If you have a young child, you know how difficult a trip to the pediatrician can be.
Call the doctor’s office to set up an appointment. Please listen closely as our menu options have changed. Press 2. Oops. Call back and press 3. Sorry, we don’t have any appointments for six weeks. Ask your boss for the morning off. Pack the baby bag with an extra outfit just in case. Diaper change. Long car ride as you play that one song over and over. Look for parking. Diaper change, again. Good thing you packed the extra clothes. Show your insurance card. Last time the copay was only $10. What do you mean it’s changed? Wait in a room full of crying babies and a toddler who keeps sneezing without covering his mouth. Pepper the doctor with a dozen questions. Is she sleeping enough? Is she sleeping too much? What’s this weird rash on her leg? Time for a shot. Slather your hands with sanitizer. Head home.
In the first year alone, you can have as many as seven appointments with a pediatrician so that they can monitor your child’s growth, check on their developmental milestones and give them the appropriate vaccinations. It’s exhausting, but it’s worth it to ensure you catch any problems early — and also for the reassurance you get as a parent if the doctor doesn’t find any. And while those vaccine shots aren’t pleasant, you feel a weight off your shoulders after your kids get another one, knowing you’re doing your best to protect against any number of harmful diseases and conditions.
But it now appears that President Donald Trump thinks you should schedule a few more of these sometimes harrowing appointments — because, why not?
In an all-caps post on his Truth Social account, Trump advised “Pregnant Women” to break up their child’s MMR shot (for measles, mumps and rubella) into “three totally separate shots (not mixed!),” get the chickenpox shot separately, delay taking the hepatitis B vaccine for several years and “take vaccine in 5 separate medical visits” (I’m not even sure what this means) along with some more of his weird rantings about Tylenol.
I’ll leave it to the public health professionals to explain why there’s no evidence for any of his bizarre assertions, the fact-checkers to demolish his evidence-free claims about vaccines and Tylenol and the current-and-former “Pregnant Women” to explain why he should take a hike when he tells them to go without the safest and most-recommended over-the-counter pain reliever for them and instead “tough it out.”
I’m just a dad with four kids who has seen my share of pediatrician appointments.
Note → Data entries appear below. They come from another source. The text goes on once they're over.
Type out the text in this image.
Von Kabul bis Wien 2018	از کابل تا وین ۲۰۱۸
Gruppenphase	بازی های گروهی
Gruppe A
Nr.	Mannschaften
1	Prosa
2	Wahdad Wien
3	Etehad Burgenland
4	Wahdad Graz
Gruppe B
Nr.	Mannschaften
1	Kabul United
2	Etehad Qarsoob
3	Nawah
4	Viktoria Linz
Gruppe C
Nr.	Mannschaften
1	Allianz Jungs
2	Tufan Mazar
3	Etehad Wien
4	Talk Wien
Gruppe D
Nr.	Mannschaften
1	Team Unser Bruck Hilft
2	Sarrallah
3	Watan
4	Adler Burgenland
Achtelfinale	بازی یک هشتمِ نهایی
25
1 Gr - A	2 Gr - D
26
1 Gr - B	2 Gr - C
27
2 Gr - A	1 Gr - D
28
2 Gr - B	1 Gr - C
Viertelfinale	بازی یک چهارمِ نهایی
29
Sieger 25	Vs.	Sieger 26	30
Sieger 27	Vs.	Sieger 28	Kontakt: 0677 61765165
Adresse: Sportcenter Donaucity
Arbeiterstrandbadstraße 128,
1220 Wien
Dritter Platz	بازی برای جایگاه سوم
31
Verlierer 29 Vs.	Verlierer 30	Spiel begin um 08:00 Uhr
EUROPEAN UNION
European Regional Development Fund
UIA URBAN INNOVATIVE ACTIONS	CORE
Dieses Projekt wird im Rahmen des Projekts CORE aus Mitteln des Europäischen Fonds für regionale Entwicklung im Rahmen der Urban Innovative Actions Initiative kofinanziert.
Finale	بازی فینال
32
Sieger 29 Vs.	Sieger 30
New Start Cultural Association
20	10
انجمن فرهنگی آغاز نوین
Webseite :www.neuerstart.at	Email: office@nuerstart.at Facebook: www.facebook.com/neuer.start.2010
And I’m going to venture a wild guess that Trump hasn’t spent much time in the pediatrician’s office with his kids, even though he has one more kid than me. (As he told Howard Stern in 2005 about having more kids with Melania: “I mean, I won’t do anything to take care of them. I’ll supply funds and she’ll take care of the kids. It’s not like I’m gonna be walking the kids down Central Park.”)
So I don’t take kindly to Trump’s apparent suggestion that you schedule what this social media post appears to suggest is a total of nine separate vaccinations with your pediatrician, on top of all the other appointments you’re already making — especially when there’s no valid medical reason for it. If you follow Trump’s logic, you’d need separate appointments for shots for rotavirus, diphtheria, polio and flu, too. The diphtheria shot is usually “mixed” with tetanus and acellular pertussis, so he might want you to break those up too. And some of these require multiple doses, which he presumably thinks should all be separate too.
It’s not just the inconvenience. If you are lower-income, more mornings off work, more potential parking fees and more copays can be a real hardship. The last of those is especially rich as an unnamed presidential advisers just claimed in a particularly atrocious Politico article that the real reason pediatricians want to vaccinate your children is that they are taking payola from the pharmaceutical companies. So, Trump is taking them on by — making me see them more? Breaking up the MMR vaccine alone would triple their revenue from copays!
Trump’s blasé attitude toward adding to your already stressful pediatric schedule reminded me of Google co-founder Sergey Brin, who wrote in a memo viewed by The New York Times that the company’s employees should be in the office more, claiming that “60 hours a week is the sweet spot of productivity.” That may be true for Brin, but he can only work those kinds of hours because he is surrounded by assistants — the chauffeurs, nannies and personal chefs who help keep his life on track.
The rest of us nonbillionaires have no such luck. In Trump’s case, he probably thinks we should just leave that all to women. He addressed his advice to “Pregnant Women” after all.
This is one dad who’s here to say, no thanks. I’m going to keep taking my kids to the pediatrician on my schedule. We’re going to get the shots she thinks are necessary, when she recommends them. And we’ll take Tylenol according to the standard recommendations. I’ll keep taking my medical advice from the professionals, not an unhinged, all-caps social media post from an out-of-touch billionaire.